Было от чего затрепетать даже самым неустрашимым людям.
Один Бакерман больше уж не боялся, зная, наверное, что есть средство победить, казавшегося непобедимым, микроба. Он проработал всю ночь, а рано утром на рыночной площади уже красовалось громадных размеров объявление, гласившее следующее:
Воспользовавшись названием кусми-кусми, Бакерман трусливо уступал общему мнению, так как и публика, и газеты, и ученые, и медики только и говорили, что о кусми-кусми, не допуская и возможности какой-либо другой болезни. Конечно, Бакерман сделал эту уступку далеко не без горечи и лишь с трудом заставил себя умолчать о morti-fulgurans'е — своем, так сказать, детище. Но, ведь, надо же было принести хоть какую-нибудь жертву, раз по его милости готовилась гибель всего человечества, и Бакерман добросовестно принес ее, отрекшись от придуманного им самим для своего нового диковинного микроба имени. Не сделай он этого, на его объявление не скоро бы обратили внимание, а если бы и обратили, то не поверили бы ему: "люди, мол, мрут от кусми-куеми, а он предлагает лечить от какого-то morti-fulgurans'а — что же тут общего?"
В своей приемной Бакерман устроил большое возвышение, на котором стояло несколько кресел и постелей. Посредине находился массивный столб, обернутый электрическими проводами. Отрицательное электричество, т. е., которое поддерживало жизнь morti-fulgurans'а, все уходило в землю, а положительное, представлявшее собою смерть микроба — целиком проходило в самую эстраду. Надо было только вступить на эту эстраду, чтобы моментально зарядиться положительным электричеством и тем вполне гарантироваться от ужасных действий микроба.
Первый больной, занесенный на эстраду профессора Бакермана, был Цезарь Пюк. Он ужасно страдал, корчась уже в предсмертных судорогах. Не прошло и десяти секунд, как судороги и сопряженная с ними боль прекратились, температура почти уже застывшего тела сразу сделалась нормальной, как и дыхание, и пульс.

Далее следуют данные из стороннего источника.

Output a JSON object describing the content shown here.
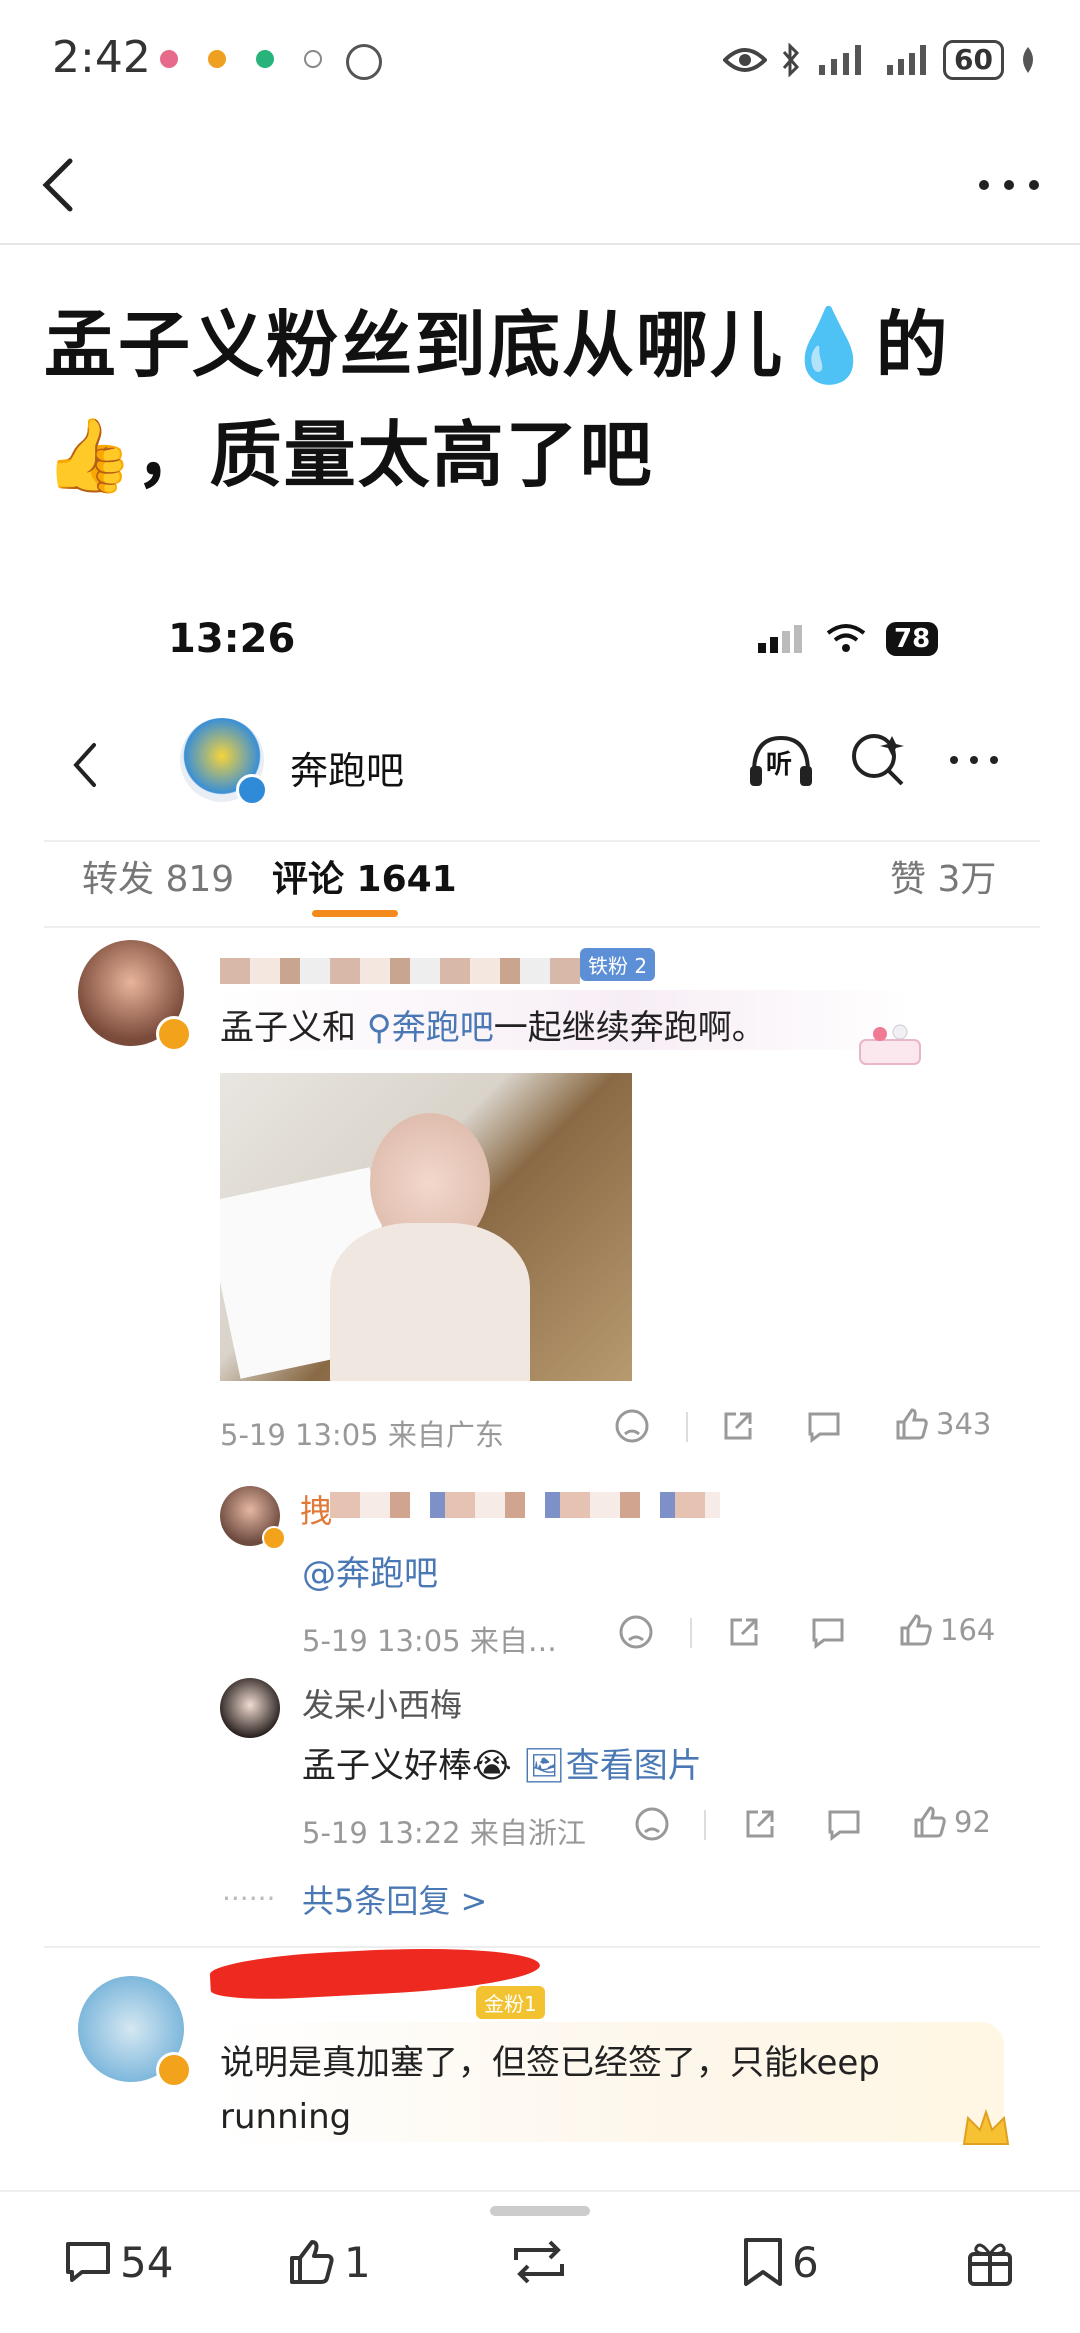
{
  "status": {
    "time": "2:42",
    "battery": "60"
  },
  "post": {
    "title": "孟子义粉丝到底从哪儿💧的👍，质量太高了吧"
  },
  "inner": {
    "time": "13:26",
    "battery": "78",
    "account": "奔跑吧",
    "listen_label": "听",
    "tabs": {
      "repost": "转发 819",
      "comment": "评论 1641",
      "likes": "赞 3万"
    },
    "comment1": {
      "badge": "铁粉 2",
      "text_before": "孟子义和",
      "mention": "奔跑吧",
      "text_after": "一起继续奔跑啊。",
      "meta": "5-19 13:05 来自广东",
      "likes": "343"
    },
    "reply1": {
      "name_visible": "拽",
      "text": "@奔跑吧",
      "meta": "5-19 13:05 来自…",
      "likes": "164"
    },
    "reply2": {
      "name": "发呆小西梅",
      "text": "孟子义好棒😭",
      "link": "查看图片",
      "meta": "5-19 13:22 来自浙江",
      "likes": "92"
    },
    "more_replies": "共5条回复 >",
    "comment2": {
      "badge": "金粉1",
      "text": "说明是真加塞了，但签已经签了，只能keep running"
    }
  },
  "bottom": {
    "comments": "54",
    "likes": "1",
    "bookmarks": "6"
  },
  "colors": {
    "accent": "#f48a1c",
    "link": "#4a78b5",
    "muted": "#999999"
  }
}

Под влиянием этого чуда, на лице Цезаря Пюка появилось опять обычное, веселое и довольное выражение.
Кранквейн, присутствовавший при этом эксперименте, сначала иронически улыбался, а потом глубоко задумался, пораженный всем происходившим на его глазах.

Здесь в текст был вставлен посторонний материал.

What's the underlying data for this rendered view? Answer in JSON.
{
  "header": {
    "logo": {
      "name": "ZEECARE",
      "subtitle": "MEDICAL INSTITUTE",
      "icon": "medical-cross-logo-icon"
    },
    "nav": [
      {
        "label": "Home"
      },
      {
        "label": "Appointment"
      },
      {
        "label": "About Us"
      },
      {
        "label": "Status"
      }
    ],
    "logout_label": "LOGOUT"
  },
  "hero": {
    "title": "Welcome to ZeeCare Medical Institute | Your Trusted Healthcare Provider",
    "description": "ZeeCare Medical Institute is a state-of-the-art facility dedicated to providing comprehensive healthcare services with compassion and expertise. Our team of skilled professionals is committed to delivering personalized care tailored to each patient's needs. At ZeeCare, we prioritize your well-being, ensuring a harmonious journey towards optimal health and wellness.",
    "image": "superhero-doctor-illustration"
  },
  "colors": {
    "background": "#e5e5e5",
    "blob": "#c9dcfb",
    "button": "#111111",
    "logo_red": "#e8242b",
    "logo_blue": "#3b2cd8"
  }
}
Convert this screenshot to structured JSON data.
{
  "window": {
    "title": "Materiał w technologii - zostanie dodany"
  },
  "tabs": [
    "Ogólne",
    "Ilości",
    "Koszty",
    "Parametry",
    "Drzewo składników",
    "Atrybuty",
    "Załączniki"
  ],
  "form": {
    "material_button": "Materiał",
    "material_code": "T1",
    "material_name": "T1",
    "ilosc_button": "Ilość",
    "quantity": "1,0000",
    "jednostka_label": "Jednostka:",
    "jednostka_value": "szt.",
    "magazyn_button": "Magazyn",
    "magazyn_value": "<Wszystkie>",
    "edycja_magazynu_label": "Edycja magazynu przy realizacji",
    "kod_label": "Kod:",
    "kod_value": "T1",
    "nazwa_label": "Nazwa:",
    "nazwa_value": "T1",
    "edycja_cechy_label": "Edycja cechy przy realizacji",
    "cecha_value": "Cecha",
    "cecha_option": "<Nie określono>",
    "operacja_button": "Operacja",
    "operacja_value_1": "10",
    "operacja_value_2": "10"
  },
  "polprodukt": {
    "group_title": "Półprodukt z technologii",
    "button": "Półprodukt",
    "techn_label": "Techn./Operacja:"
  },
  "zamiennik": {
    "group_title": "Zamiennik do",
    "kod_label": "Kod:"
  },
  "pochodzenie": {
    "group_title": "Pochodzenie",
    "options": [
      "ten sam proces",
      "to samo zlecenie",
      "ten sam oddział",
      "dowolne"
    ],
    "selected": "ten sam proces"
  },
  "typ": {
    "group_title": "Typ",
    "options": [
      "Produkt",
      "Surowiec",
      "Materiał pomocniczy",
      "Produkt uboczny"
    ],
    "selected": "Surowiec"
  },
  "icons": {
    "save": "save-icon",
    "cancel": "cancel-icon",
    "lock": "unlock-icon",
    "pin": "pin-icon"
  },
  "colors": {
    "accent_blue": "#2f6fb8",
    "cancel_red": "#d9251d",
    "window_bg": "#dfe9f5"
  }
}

Результат эксперимента, хотя и предвиденный, но все же подлежавший некоторому сомнению, обрадовал Бакермана до такой степени, что он лишился чувств.
Его отнесли в спальню.
Не прошло и полчаса после исцеления Цезаря Пюка, как уже весь Брунвальд заговорил об этом событии. Узнав, в чем именно состоял секрет исцеления, брунвальдцы поспешили устроить несколько публичных эстрад по системе Бакермана. К полудню этих сооружений в городе уже насчитывалось четырнадцать; понятно, что они осаждались громадными толпами народа.
Как только было пущено в ход положительное электричество, смертность стала быстро уменьшаться. С девяти часов до десяти было 435 смертных случаев, Это была самая большак цифра. К 11 часам она спустилась на 126, в 12 ч. было всего 32, в час — 8, а от часу до двух умер только один человек — старый, упрямый доктор, который и слышать не хотел о лечении кусми-кусми электричеством, говоря, что эта болезнь в Дагомее лечится без электричества, но таким средством, которое только там и существует, и что он, Мейнфельд, слишком долго пожил на свете, чтобы позволить себе верить всяким новомодным глупостям.
Таким образом, Брунвальд сразу совершенно успокоился. Но зато чудовищный микроб производил страшные опустошения в других городах. Телеграф ежеминутно сообщал удручающие новости. В ту минуту, когда население Брунвальда, благодаря положительному электричеству, было вне всякой опасности, в Берлине уже насчитывалось умерших 45,329 человек, в Вене 7,542, в Мюнхене 4,673, в Париже 54,376 и в Лондоне 684,539!